That point was made yesterday by Normal and Model Schools Association president John McKenzie, who is also the principal of North East Valley Normal School, in Dunedin.
The Education Council is consulting teachers about a proposal to raise the minimum entry level to the profession to postgraduate level.
Submissions close on Friday.
The recent proposals did not address key issues facing the profession and the need "to modernise teacher education," Mr McKenzie said.
Having a general or specialist degree which included no practical teaching skills, followed by a teaching-focused one-year postgraduate diploma or degree, was one of a range of pathways into teaching for some people who were the right candidates.
But this would be a "backward step" if it became almost the only way of becoming a teacher.
Association leaders were "dismayed" that some trainees could get as little as "only 11 hours of literacy teaching, 11 hours of maths and nine hours of science" before graduating.

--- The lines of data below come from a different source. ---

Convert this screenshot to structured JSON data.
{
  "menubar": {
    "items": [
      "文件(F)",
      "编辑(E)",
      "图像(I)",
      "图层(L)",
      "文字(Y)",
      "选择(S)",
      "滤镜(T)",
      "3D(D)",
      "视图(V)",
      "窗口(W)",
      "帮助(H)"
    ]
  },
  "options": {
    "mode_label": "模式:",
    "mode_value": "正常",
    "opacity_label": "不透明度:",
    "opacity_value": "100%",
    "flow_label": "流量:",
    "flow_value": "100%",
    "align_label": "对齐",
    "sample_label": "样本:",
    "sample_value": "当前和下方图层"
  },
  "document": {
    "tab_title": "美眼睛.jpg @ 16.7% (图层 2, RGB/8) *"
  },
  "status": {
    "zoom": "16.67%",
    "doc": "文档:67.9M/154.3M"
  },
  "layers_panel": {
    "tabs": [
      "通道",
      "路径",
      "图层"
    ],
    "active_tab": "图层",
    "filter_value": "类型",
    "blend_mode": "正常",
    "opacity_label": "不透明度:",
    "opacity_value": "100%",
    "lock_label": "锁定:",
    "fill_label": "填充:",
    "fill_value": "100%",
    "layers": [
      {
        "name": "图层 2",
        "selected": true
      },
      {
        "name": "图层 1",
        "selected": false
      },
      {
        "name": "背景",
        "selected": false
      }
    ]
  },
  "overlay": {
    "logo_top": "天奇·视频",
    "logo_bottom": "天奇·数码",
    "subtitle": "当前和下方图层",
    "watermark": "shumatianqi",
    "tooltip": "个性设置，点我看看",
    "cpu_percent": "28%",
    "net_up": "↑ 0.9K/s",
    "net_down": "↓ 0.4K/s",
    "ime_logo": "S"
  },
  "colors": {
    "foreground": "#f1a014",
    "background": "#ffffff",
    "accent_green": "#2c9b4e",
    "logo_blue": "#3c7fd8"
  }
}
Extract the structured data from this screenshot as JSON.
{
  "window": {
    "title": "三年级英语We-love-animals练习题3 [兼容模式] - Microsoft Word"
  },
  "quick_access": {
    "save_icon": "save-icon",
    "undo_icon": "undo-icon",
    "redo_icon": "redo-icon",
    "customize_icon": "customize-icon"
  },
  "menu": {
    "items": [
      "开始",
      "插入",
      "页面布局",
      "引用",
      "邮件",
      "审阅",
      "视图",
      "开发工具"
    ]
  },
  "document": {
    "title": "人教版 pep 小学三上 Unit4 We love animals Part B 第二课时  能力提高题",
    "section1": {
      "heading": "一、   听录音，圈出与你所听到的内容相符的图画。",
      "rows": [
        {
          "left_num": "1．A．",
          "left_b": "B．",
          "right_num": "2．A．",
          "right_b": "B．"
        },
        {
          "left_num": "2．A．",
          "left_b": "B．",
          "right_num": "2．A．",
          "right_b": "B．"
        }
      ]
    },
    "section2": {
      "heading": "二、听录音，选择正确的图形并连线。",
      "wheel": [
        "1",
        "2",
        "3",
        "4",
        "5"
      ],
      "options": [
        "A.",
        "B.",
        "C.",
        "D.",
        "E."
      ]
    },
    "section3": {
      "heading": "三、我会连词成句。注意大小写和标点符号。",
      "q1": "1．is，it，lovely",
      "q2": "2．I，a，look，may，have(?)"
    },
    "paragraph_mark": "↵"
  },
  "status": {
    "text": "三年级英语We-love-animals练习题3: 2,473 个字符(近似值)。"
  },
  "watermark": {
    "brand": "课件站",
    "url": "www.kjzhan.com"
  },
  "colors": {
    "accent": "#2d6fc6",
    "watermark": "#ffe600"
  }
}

Under the proposed changes, someone with a degree in sound engineering would be eligible to do a one-year postgraduate diploma or degree, then be qualified to teach. This would not "raise the status of the profession" and would not boost "achievement and standards".
The Government should develop a comprehensive pathway to primary teaching which had "generous content studies and lots of practice" in classrooms.
Association schools were set up to provide this practice and successful graduates from those schools also had a "deep knowledge" of the curriculum, and the art and science of teaching. The country needed teachers from more diverse cultural and socioeconomic backgrounds, and requiring a costlier postgraduate entry would reduce that diversity, he said.
New Zealand has 27 Government-designated normal and model schools which provide a major teaching practicum facility for universities and other teacher training providers.
Dunedin’s other two normal schools are George Street and Tahuna.